The Great Purge
In a perfect world, I would never discard books. I would save the ones I no longer wanted until just the right person walked into my life, and I could gift them the ideal book for their needs in that moment. (Maybe I'm a librarian manqué…)
In this world, however, we have six bookcases and they are crammed. There are stacks of books on the piano. There are more in the bedroom. There are yet more in the living room, and have I mentioned the study, the bathroom (repository of magazines), and the kids' room? It's time to purge.
Happily, books have more lives than cats. A few of mine will go to friends and neighbours. Most will go to my local library's Neverending Book Sale, which fundraises for the library. But still, it hurts.

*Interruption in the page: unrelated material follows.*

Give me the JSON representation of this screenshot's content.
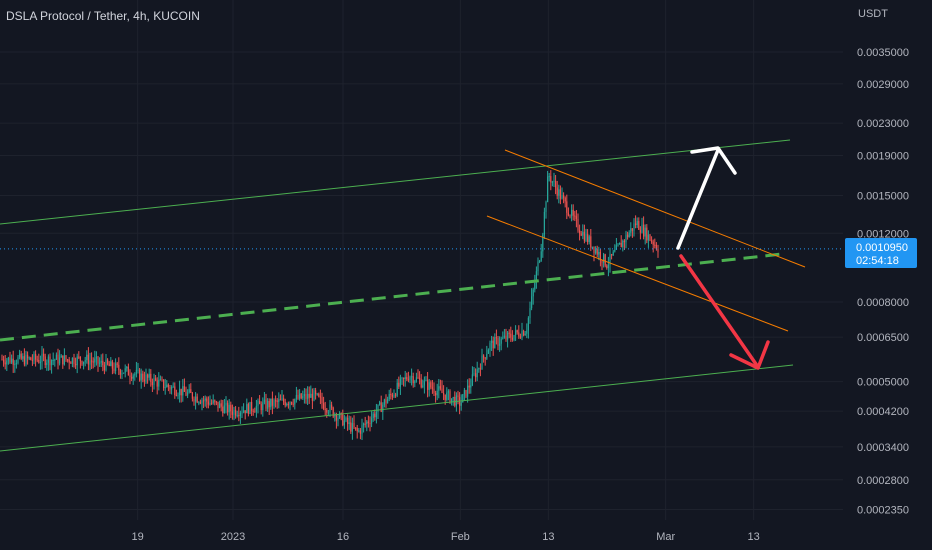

I love paper books because they contain powerful memories of when I acquired them (I'll never part with the first book my husband ever gave me – Middlemarch – although I have 2 other editions of the same book), my priorities at the time (a hideous and battered 1970s paperback copy of The French Lieutenant's Woman reminds me how tight my budget was as I began my fourth year as an undergrad), and where I read them (a train ticket from Manchester to London is a bookmark that reminds me of what I was reading on our last trip to England).
Some books are easier to shed: literary theory that I held on to, because I couldn't quite believe I'd escaped the academy; books I haven't thought about in years; books I know I've read but whose content has leaked from my brain. But for the most part, getting rid of books feels like an eviction. I hope the little darlings (even the ones I disliked and disrespected) don't take it personally. And I hope they find new homes soon. But they've got to go.
How do you manage your book collections? And how do you feel about getting rid of books?